Case ID: f-supp_149/html/0001-01.html
Source: Caselaw Access Project
Author: {"author": "CURRAN, District Judge.", "license": "Public Domain", "url": "https://static.case.law/"}
Date Created: 2024-08-24T03:29:51.129683

PETROLITE CORPORATION, Plaintiff, v. Robert C. WATSON, Commissioner of Patents, Defendant.
    Civ. A. No. 3007-54.
    United States District Court District of Columbia.
    March 14, 1957.
    Martin J. Brown, Lawrence D. Dibble, Washington, D. C., Adams, Forward & McLean, New York City, of counsel, for plaintiff.
    C. M. Moore, Sol. of Patents, Washington, D. C., Arthur H. Behrens, Washington, D. C., of counsel, for defendant.
   CURRAN, District Judge.

This is a civil action brought by the plaintiff, Petrolite Corporation, under Title 35 United States Code, § 145, to authorize the defendant, Commissioner of Patents, to issue to the plaintiff Letters Patent, containing Claims 1 and 4 of an application, Serial No. 147,760, entitled “Certain Aminopolyol Ethers”, and filed by Melvin De Groote on March 4, 1950. The plaintiff is the assignee of De Groote.

The application describes a number of amino compounds prepared by reacting certain polyamines with propylene oxide.

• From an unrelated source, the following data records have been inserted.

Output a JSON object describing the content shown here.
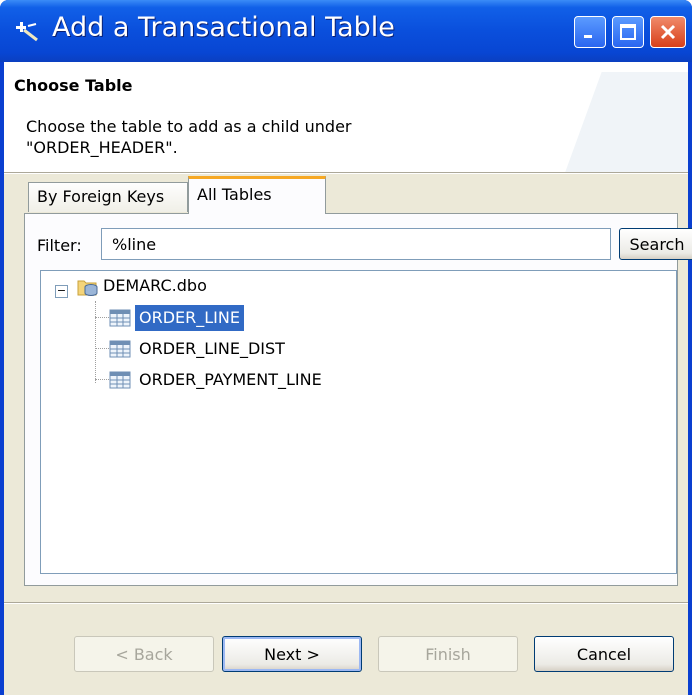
{
  "window": {
    "title": "Add a Transactional Table",
    "controls": {
      "minimize": "minimize",
      "maximize": "maximize",
      "close": "close"
    }
  },
  "header": {
    "title": "Choose Table",
    "description": "Choose the table to add as a child under \"ORDER_HEADER\"."
  },
  "tabs": [
    {
      "label": "By Foreign Keys",
      "selected": false
    },
    {
      "label": "All Tables",
      "selected": true
    }
  ],
  "filter": {
    "label": "Filter:",
    "value": "%line",
    "search_label": "Search"
  },
  "tree": {
    "root": {
      "label": "DEMARC.dbo",
      "expanded": true,
      "icon": "database-folder-icon"
    },
    "children": [
      {
        "label": "ORDER_LINE",
        "selected": true,
        "icon": "table-icon"
      },
      {
        "label": "ORDER_LINE_DIST",
        "selected": false,
        "icon": "table-icon"
      },
      {
        "label": "ORDER_PAYMENT_LINE",
        "selected": false,
        "icon": "table-icon"
      }
    ]
  },
  "buttons": {
    "back": "< Back",
    "next": "Next >",
    "finish": "Finish",
    "cancel": "Cancel"
  },
  "colors": {
    "titlebar": "#0a4fdc",
    "selection": "#316ac5",
    "tab_highlight": "#f6a823",
    "dialog_bg": "#ece9d8"
  }
}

The application states that the product of the polyamine-propylene oxide reaction may be reacted further so as to produce entirely new derivatives, and then goes on to describe various compounds which may be reacted with the polyamine-propylene reaction product to yield certain further derivatives.

Claim 1 is a follows:

“High molal oxypropylation derivatives of monomeric polyamino compounds with the proviso that
“(a) The initial polyamino reactant be free from any radical having at least 8 uninterrupted carbon atoms;
“(b) The initial polyamino reactant have a molecular weight of not over 10,000 and at least a plurality of reactive hydrogen atoms;
“(c) The initial polyamino reactant must be water-soluble;
“(d) The oxypropylated product must be water-insoluble;
“(e) The oxypropylated product be within the molecular weight range of 5,000 to 100,000 on an average statistical basis;
“(f) The solubility characteristics of the oxypropylated product in respect to water must be substantially the result of the oxypropylation step;
“(g) The ratio of propylene oxide per initial reactive hydrogen atom must be within the range of 5 to 125;
“(h) The initial polyamino reactant must represent not more than 20%, by weight, of the oxypropylated product on a statistical basis;
“(i) The preceding provisos are based on the assumption of complete reaction involving the propylene oxide and initial polyamino reactant;
'“ (j ) The polyamino reactant must contain at least one basic nitrogen atom; and
“(k) At least one carbon atom chain linking two nitrogen atoms is interrupted at least once by an oxygen atom.”

Claim 4 imports no different issue of patentability or description from Claim 1.

The Board of Appeals of the Patent Office rejected Claims 1 and 4, holding them to be lacking in invention over the patent to Orthner, et al., No. 2,089,569, granted August 10, 1947, taken in combination with a second patent to Orthner No. 2,131,142, granted September 27, 1938. The Board also rejected Claims 1 and 4 as being vague, indefinite, functional, incomplete and generally failing to properly define the alleged invention.

Plaintiff concedes that “If the claims are subject to the vice of being vague or indefinite or functional or incomplete, they were properly rejected, as the statute and cases interpreting it plainly require precision of definition in patent claims.”

Section 112 of Title 35 of the United States Code provides in part:

“The specification shall conclude with one or more claims particularly pointing out and distinctly claiming the subject matter which the applicant regards as his invention.”

The Board of Appeals of the Patent Office, in considering this aspect of the matter, stated:

“The recitations of ‘oxypropylation derivative’, ‘monomeric polyamino compounds’ and ‘initial polyamino reactant’ are regarded as so indefinite as to be meaningless. The latter expression, for example, merely signifies a compound having a plurality of amino groups without any indication as to the remainder of the compound. The recitals of ‘at least 8’, ‘not over 10,000’, ‘at least a plurality’, ‘not more than 20%’, ‘at least one basic nitrogen’, ‘at least one carbon’ and ‘at least once’ have been characterized as improper negative limitations which render the claims indefinite.”

I agree.

The claims here cover such a large number of compounds, whose structures are not defined, that the specification does not support the claims. Negative limitations, used in an effort to define the materials, result in uncertainty. Positive recitals of what these materials are should have been employed — not what they are not. It follows that the claims do not state the invention in a positive and distinct manner and they are therefore unpatentable. I find for the defendant.

The findings of fact and conclusions of law being contained in this opinion, no formal findings and conclusions are necessary. Counsel for the defendant will submit an appropriate order not inconsistent with this opinion.